Published online by Cambridge University Press: 22 September 2009
Introduction
This chapter investigates how the transmission of information determines collective behaviour in coordination games. Pre-play communication should help players to avoid coordination failures. Furthermore, transmission of information should help players to optimize their collective behaviour. Does this mean that pre-play communication guarantees successful coordination? Moreover, does pre-play communication favour Pareto-optimal Nash equilibria in the underlying game?
Most coordination games that are studied in the game-theoretic literature exhibit multiple strict Nash equilibria. While intuition might suggest that players should be able to coordinate in a Pareto-optimal equilibrium, the traditional refinements in game theory fail to select an efficient outcome. Still worse, they even fail to select a unique outcome. All strict equilibria survive even the strongest refinements. This conflict between intuition and formal analysis has given birth to several efforts among game theorists.

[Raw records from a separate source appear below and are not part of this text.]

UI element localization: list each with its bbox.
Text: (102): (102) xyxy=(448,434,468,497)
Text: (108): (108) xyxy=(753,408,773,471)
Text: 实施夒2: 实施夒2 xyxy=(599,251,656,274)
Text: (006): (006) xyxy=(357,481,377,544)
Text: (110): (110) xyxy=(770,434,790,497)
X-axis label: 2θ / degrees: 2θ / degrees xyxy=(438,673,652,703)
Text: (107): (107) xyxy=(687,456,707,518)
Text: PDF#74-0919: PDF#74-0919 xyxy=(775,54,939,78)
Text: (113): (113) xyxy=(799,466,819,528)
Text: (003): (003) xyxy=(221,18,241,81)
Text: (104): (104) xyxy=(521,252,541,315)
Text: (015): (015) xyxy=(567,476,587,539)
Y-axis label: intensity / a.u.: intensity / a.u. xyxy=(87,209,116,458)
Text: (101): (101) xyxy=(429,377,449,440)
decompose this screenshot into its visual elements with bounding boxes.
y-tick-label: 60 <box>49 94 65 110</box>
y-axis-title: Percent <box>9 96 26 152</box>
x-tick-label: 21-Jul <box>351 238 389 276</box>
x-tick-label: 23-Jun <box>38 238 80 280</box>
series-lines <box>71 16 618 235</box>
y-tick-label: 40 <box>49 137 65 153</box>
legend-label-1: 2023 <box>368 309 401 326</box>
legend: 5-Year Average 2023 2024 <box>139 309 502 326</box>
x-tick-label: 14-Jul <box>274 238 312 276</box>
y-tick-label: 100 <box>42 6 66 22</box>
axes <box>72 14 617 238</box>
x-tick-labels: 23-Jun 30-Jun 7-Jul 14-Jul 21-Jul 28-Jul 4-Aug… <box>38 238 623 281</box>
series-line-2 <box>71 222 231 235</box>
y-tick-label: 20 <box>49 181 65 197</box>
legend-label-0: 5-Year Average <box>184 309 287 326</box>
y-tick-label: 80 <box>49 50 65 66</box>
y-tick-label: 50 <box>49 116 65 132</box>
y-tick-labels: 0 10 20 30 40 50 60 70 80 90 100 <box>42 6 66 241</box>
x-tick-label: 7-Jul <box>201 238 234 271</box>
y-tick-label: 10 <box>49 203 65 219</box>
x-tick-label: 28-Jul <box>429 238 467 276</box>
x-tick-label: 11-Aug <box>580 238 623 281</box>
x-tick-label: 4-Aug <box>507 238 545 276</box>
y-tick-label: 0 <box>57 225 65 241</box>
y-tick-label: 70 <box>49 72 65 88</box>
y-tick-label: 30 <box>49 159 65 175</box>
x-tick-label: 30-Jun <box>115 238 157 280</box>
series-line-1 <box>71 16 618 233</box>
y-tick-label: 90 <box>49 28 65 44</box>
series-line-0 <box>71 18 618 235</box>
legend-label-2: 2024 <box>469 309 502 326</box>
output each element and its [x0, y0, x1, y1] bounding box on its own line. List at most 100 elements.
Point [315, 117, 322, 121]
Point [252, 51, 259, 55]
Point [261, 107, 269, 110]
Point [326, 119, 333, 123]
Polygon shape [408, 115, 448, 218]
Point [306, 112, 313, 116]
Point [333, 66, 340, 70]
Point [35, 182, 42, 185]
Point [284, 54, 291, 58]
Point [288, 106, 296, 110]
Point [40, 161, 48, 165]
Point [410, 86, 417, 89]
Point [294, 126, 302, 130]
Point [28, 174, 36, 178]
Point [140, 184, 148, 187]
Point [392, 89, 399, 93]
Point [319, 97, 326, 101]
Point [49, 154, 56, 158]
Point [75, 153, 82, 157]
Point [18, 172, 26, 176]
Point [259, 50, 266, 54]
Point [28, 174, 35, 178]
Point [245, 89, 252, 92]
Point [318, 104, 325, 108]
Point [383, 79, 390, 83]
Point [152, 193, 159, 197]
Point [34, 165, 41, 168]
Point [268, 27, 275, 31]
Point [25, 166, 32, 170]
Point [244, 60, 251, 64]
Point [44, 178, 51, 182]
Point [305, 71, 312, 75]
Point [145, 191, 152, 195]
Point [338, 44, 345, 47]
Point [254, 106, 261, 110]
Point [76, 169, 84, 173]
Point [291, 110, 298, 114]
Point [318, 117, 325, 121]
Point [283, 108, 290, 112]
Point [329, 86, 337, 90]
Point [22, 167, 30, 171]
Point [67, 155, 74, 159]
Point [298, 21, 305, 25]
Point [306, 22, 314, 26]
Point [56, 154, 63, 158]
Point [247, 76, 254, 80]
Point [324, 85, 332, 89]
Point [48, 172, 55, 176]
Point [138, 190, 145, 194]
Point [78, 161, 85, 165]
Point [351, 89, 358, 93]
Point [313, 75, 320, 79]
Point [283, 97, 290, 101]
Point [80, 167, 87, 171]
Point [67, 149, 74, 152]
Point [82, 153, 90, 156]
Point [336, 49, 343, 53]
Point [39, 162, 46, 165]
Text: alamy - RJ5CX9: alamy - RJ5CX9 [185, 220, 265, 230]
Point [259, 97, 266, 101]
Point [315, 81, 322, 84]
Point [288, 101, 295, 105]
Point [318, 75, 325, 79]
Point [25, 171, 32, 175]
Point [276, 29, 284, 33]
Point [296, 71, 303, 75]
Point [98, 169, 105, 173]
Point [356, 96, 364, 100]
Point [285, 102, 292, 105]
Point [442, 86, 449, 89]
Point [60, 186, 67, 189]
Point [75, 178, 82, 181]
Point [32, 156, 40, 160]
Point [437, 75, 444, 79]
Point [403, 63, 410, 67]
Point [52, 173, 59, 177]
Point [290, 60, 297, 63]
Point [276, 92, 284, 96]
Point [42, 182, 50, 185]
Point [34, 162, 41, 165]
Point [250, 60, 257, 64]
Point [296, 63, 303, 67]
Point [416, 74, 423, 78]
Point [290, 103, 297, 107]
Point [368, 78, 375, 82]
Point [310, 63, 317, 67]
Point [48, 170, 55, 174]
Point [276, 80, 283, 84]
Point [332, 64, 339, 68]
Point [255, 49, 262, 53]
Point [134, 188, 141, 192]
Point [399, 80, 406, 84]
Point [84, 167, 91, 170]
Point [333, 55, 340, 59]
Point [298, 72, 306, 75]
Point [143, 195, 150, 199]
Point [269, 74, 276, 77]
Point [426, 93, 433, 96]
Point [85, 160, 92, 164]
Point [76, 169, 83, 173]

The first approach allows agents to send costless pre-play signals before they choose actions. This costless pre-play communication is called cheap talk. Unfortunately, cheap talk does not help players to coordinate in the efficient outcome. There exist equilibria in which players have decisions rules that are constant and therefore unaffected by the message received from the other players (cf. Weibull, 1995, p. 61). Hence, both problems of coordination, i.e. the problem of equilibrium selection and the problem of social inefficiency, remain unsolved.